しおりを挟む「殿下の婚約者候補を辞退したの」
1週間後学園に行くと開口一番マデリーンがそう告げてきた。
「え! ズルい!」
「それで来月、殿下の口添えもあって彼がうちの屋敷に挨拶に来てくれる事になったの!」
展開が早い!
「ゲラン子爵令嬢も辞退して、その代わり殿下の知り合いの伯爵家の子息との縁談が上がっているんですって!」
「え! ズルい!!」
だから展開が早いんだって! 1週間で何があったのよーー!
「ゲラン嬢はリリーに感謝していたわよ!」
「え! 私何かした?」
「リリーの思っている悪役令嬢って素晴らしいわね! 関係ないところで活躍しちゃって! それと……リリーに聞きたいことがあるの!」
「なに? 私何かした?」
「リリーの本命はどっちなの?」
「……本命? 何のこと?」
マデリーンはなんの事を言っているのだろうか? 休んでいた1週間と言う時の流れについていけない。
「フレデリック殿下と公子様に決まってるでしょ!」
「なにそれ!」
巷の噂はこうだ!
リリアン嬢を射止めるのは誰だ!
幼馴染のフレデリック殿下vs同じ学園に通うモントール公爵家の子息キリアンか?
「へ?」
「お茶会の後に公子様に抱き抱えられているリリーを見て殿下が怒り狂ったって、見ていた人が噂をしていて広まったらしいの!」
「ないないない! そんなのないってば!」
怒り狂う? だれが!
「あ! 噂をしたら」
ちょいちょいと腕でマデリーンに突かれたわ。すると教室の前で居心地悪そうに立っているキリアン様がいた。目が合うと頭を下げてきたので席を立つ。もちろんマデリーンにもついてきてもらう。
「キリアン様、どうかされましたか?」
女性しかいないクラスだ。居心地が悪いだろうし、キリアン様の様な方が近くにいることによりクラスの生徒は、ちらちらとキリアン様を見ていた。
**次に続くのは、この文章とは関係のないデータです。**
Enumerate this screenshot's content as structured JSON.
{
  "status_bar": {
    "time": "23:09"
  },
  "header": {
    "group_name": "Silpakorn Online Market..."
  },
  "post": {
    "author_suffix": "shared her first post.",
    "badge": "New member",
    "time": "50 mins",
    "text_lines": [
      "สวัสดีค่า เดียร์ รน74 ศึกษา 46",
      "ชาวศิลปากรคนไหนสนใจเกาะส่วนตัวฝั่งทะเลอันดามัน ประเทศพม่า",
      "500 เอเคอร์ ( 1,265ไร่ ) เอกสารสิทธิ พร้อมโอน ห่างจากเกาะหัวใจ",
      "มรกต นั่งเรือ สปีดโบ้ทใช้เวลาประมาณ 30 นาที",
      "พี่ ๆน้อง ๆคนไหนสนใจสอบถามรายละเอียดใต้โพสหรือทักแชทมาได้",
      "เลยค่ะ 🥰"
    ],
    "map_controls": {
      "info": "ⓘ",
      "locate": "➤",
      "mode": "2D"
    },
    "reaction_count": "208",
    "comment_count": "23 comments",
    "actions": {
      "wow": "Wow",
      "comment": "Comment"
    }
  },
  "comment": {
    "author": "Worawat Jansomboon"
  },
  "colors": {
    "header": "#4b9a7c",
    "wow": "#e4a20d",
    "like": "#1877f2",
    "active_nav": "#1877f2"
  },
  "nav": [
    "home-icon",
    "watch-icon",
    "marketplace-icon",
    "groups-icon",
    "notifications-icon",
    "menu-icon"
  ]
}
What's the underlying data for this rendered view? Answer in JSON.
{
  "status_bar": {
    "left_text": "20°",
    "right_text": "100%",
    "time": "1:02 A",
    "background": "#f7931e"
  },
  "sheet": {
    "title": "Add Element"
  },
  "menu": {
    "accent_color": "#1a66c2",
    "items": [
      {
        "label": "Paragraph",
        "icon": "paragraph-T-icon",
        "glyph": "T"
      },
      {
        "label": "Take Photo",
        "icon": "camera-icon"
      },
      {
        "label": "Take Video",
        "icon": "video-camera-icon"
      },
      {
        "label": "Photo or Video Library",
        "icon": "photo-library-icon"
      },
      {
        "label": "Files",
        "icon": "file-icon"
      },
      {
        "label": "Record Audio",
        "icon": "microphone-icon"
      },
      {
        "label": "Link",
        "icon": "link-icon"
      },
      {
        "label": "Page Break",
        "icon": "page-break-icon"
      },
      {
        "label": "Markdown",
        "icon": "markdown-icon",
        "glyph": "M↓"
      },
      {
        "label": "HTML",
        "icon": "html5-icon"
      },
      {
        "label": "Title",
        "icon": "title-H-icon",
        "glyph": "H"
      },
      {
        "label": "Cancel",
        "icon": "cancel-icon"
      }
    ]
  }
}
「この度はすまなかった。変な噂がたってしまって申し訳ない」
頭を下げ出した。綺麗なお辞儀だわ……って違うわ!
「頭を上げてくださいませ! 謝るのはわたくしですわ! わたくしと友達になったばかりにキリアン様に大変ご迷惑をおかけしてしまいましたことお詫び申しますわ」
深々と頭を下げた。そして頭を上げる様に言われて
「キリアン様、もうわたくしには関わらない方がよろしいです。キリアン様の評判に関わりますわ」
「評判? それは良いんだけど、もしこの件でフレデリックの婚約者候補から外れることがあったら私が責任を取る」
責任? なんの? はて? と顎に手をやり首を傾げた。
「「「「「きゃぁぁっ」」」」」
へ? なんの騒ぎ? 周りの生徒から黄色い悲鳴が上がった。何かあった?!
きょろきょろと周りを見渡しても、楽しそうな顔をしたマデリーンの顔、そして……
「私がリリアン嬢をもらう」
へ? だめでしょ! 友達なのに。 何を言ってるの?
「……キリアン様と私は友達ですよ。友達は結婚出来ませんわ」
「なにを言って、」
「発言を失礼します。公子様。この子そういうところは結構頑固ですので友達は友達としてしか見れないというか……免疫がないんですよ! 分からないんです、男女間の恋愛について」
マデリーンこそ何を言っているの!
「……そういう事か。出直すことにする。悪いが今の事は世間に広めないでくれるかい? もし広めたら必ず犯人を見つけて君たちの家に抗議する事になる。そんなことを私はしたくないんだ」
にこっと笑うキリアンにクラス中の生徒は頭を上下に振るしか無い。
公爵家を敵に回してはいけない! 学園にもいられなくなる。どっちを取るかと問われたら、口にチャックをすることが賢明。
一致団結したクラスの生徒達だった。
「モテるわねぇ。リリー」
モテる? 違うでしょ!
「なんで男の人ってすぐに責任を取りたがるのかしら? たかが足を捻ったくらいでしょう。キリアン様って大袈裟よ! それに殿下も1日おきにお見舞いにくるから、早く学園に来たくて仕方がなかったわ……」
「モテ期ね! あ、そうだ。リリアン来月でしょう? お披露目会!」
「えぇ。マデリーン来てくれるわよね?」
「婚約者と行くわね」
「うん! やっと紹介してくれるのね!」
どんな人なのかしら? マデリーンの相手だからきっと良い人ね!
「えっと、リリーのエスコート役って、」
「もちろん兄様よ!」
「あ、そうなのね。お兄様も大変……」
「兄様がエスコート役をかってくれたのよ! これで夜会にも出られる様になるし出会いもあるかもしれないし、」
「無いわよ、そんな出会い! 国内の男はリリーに声をかけて来ないわよ!」
「え! 変な噂のせいで変な令嬢だと思われたのね」
「ちーがーう! もういいわ!」
この話はマデリーンによってスパッと切られてしまった!
説明してくれても良いのにっ!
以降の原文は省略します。